O lançamento de Please, please me causou um verdadeiro alvoroço no mercado fonográfico mundial, reorganizou o formato e o status da música popular. Antes do surgimento da banda, a parada de sucessos britânica era formada por trilhas sonoras de filmes, musicais de Londres e da Broadway, Elvis Presley… Até então, os únicos britânicos que alcançaram algum sucesso eram Cliff Richard and The Shadows. Enquanto isso, nos EUA, o rock era praticamente dado como coisa do passado, os artistas eram os mesmos que tinham surgido na década anterior, com exceção dos já citados Beach Boys, os “queridinhos da América” até a Invasão Britânica, em 1964, quando os Beatles foram a ponta de lança.
Com a declaração de Caetano, houve até quem falasse que deveria ser feito um paralelo entre os Beatles e as boy bands. Poderíamos dizer que os rapazes de Liverpool, porque eram jovens e bonitinhos, com aquele corte de cabelo (que, a propósito, era uma revolução para os padrões vigentes), formaram a primeira boy band.
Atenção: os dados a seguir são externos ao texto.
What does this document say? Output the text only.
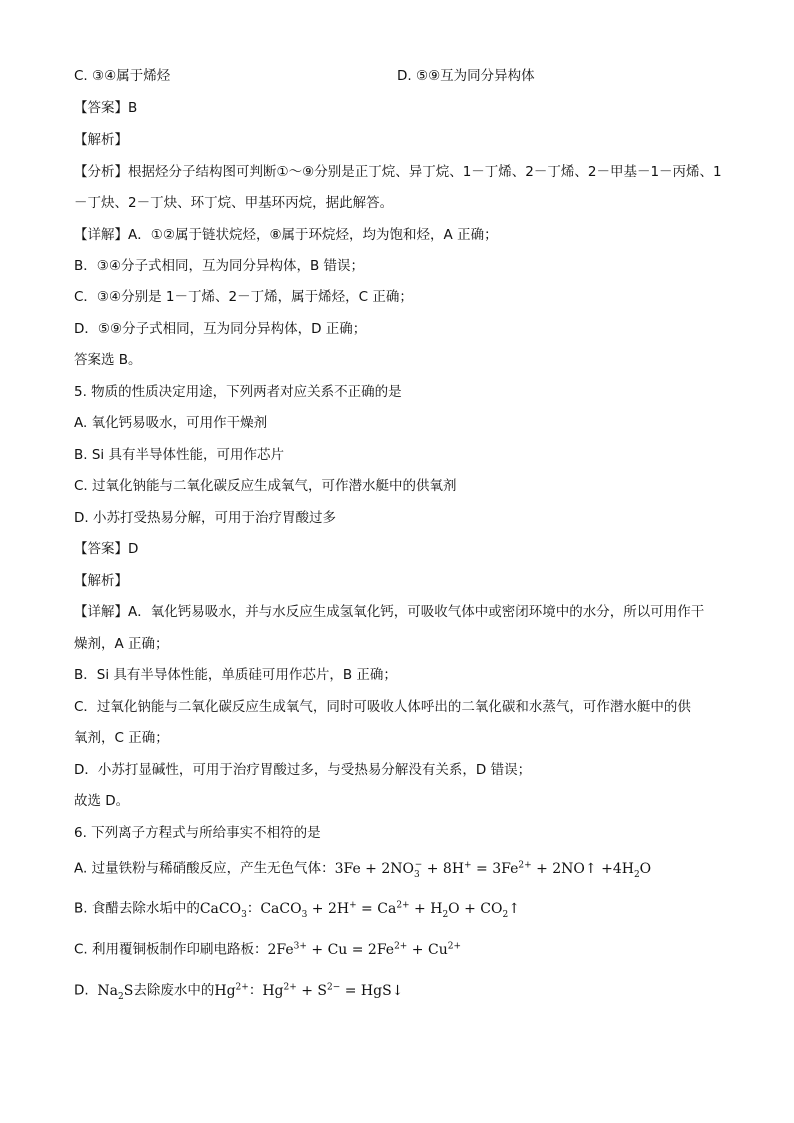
C. ③④属于烯烃	D. ⑤⑨互为同分异构体
【答案】B
【解析】
【分析】根据烃分子结构图可判断①～⑨分别是正丁烷、异丁烷、1－丁烯、2－丁烯、2－甲基－1－丙烯、1
－丁炔、2－丁炔、环丁烷、甲基环丙烷，据此解答。
【详解】A．①②属于链状烷烃，⑧属于环烷烃，均为饱和烃，A 正确；
B．③④分子式相同，互为同分异构体，B 错误；
C．③④分别是 1－丁烯、2－丁烯，属于烯烃，C 正确；
D．⑤⑨分子式相同，互为同分异构体，D 正确；
答案选 B。
5. 物质的性质决定用途，下列两者对应关系不正确的是
A. 氧化钙易吸水，可用作干燥剂
B. Si 具有半导体性能，可用作芯片
C. 过氧化钠能与二氧化碳反应生成氧气，可作潜水艇中的供氧剂
D. 小苏打受热易分解，可用于治疗胃酸过多
【答案】D
【解析】
【详解】A．氧化钙易吸水，并与水反应生成氢氧化钙，可吸收气体中或密闭环境中的水分，所以可用作干
燥剂，A 正确；
B．Si 具有半导体性能，单质硅可用作芯片，B 正确；
C．过氧化钠能与二氧化碳反应生成氧气，同时可吸收人体呼出的二氧化碳和水蒸气，可作潜水艇中的供
氧剂，C 正确；
D．小苏打显碱性，可用于治疗胃酸过多，与受热易分解没有关系，D 错误；
故选 D。
6. 下列离子方程式与所给事实不相符的是
A. 过量铁粉与稀硝酸反应，产生无色气体：$3Fe + 2NO_3^- + 8H^+ = 3Fe^{2+}$ + 2NO↑ $+4H_2O$
B. 食醋去除水垢中的CaCO$_3$：CaCO$_3$ + $2H^+ = Ca^{2+} + H_2O$ + $CO_2↑$
C. 利用覆铜板制作印刷电路板：$2Fe^{3+} + Cu = 2Fe^{2+} + Cu^{2+}$
D.  $Na_2S$去除废水中的$Hg^{2+}$：$Hg^{2+} + S^{2-}$ = HgS↓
Mas, ainda assim, não lembro de ter visto alguma imagem de John, Paul, Ringo e George fazendo coreografias no palco enquanto cantavam.
Seria mais lógico buscarmos a origem das boy bands no Jackson 5, porque estes cantavam e dançavam, bem de acordo com o restante dos grupos da Motown. No entanto, o conjunto, liderado pelo menino-prodígio Michael, tinha um apelo infanto-juvenil maior que os outros artistas dessa gravadora. As apresentações eram um loucura, com várias adolescentes gritando, bem ao modo da Beatlemania. O Jackson 5 tinha um arsenal de ótimos compositores da empresa fonográfica que o abastecia de sucessos, como I’ll be thereABCI want you back – músicas que retratavam a dor de cotovelo adolescente, o que poderíamos vincular às boy bands, mas, ainda assim, seria injustificado, porque as músicas do J5 são clássicos absolutos, enquanto as desses grupos de dançarinos são apenas sucessos momentâneos que não venceram a barreira do tempo, a não ser para antigas fãs que cresceram, mas guardaram a nostalgia da época em que eram mais jovens. Além disso, esses conjuntos de rapazes bonitos costumam ser fabricações de gravadoras para alimentar seus cofres.
A frase de Caetano é tão revoltante, porque é incorreta, injusta, irresponsável. Soa mais como uma vontade de polemizar do que analisar. Se ele tentou fazer um revisionismo histórico, foi bastante infeliz, porque a própria história tratou de mostrar a realidade, e não precisou de muitos anos para se perceber que os Beatles não eram algo passageiro, assim como também o Jackson 5, Michael Jackson e o próprio baiano, que, no disco Qualquer coisa, cantou Lady MadonnaFor No OneEleanor Rigby em versões voz-e-violão – formato que se tornaria uma praga nas décadas seguintes. Quanto a Justin Bieber e essas boy bands, que aparecem e desaparecem a cada década, vão ter que rebolar muito – literalmente – para passar pelo crivo do tempo. Estimado Caetano, os Beatles, mesmo em 1963, eram mais do que isso.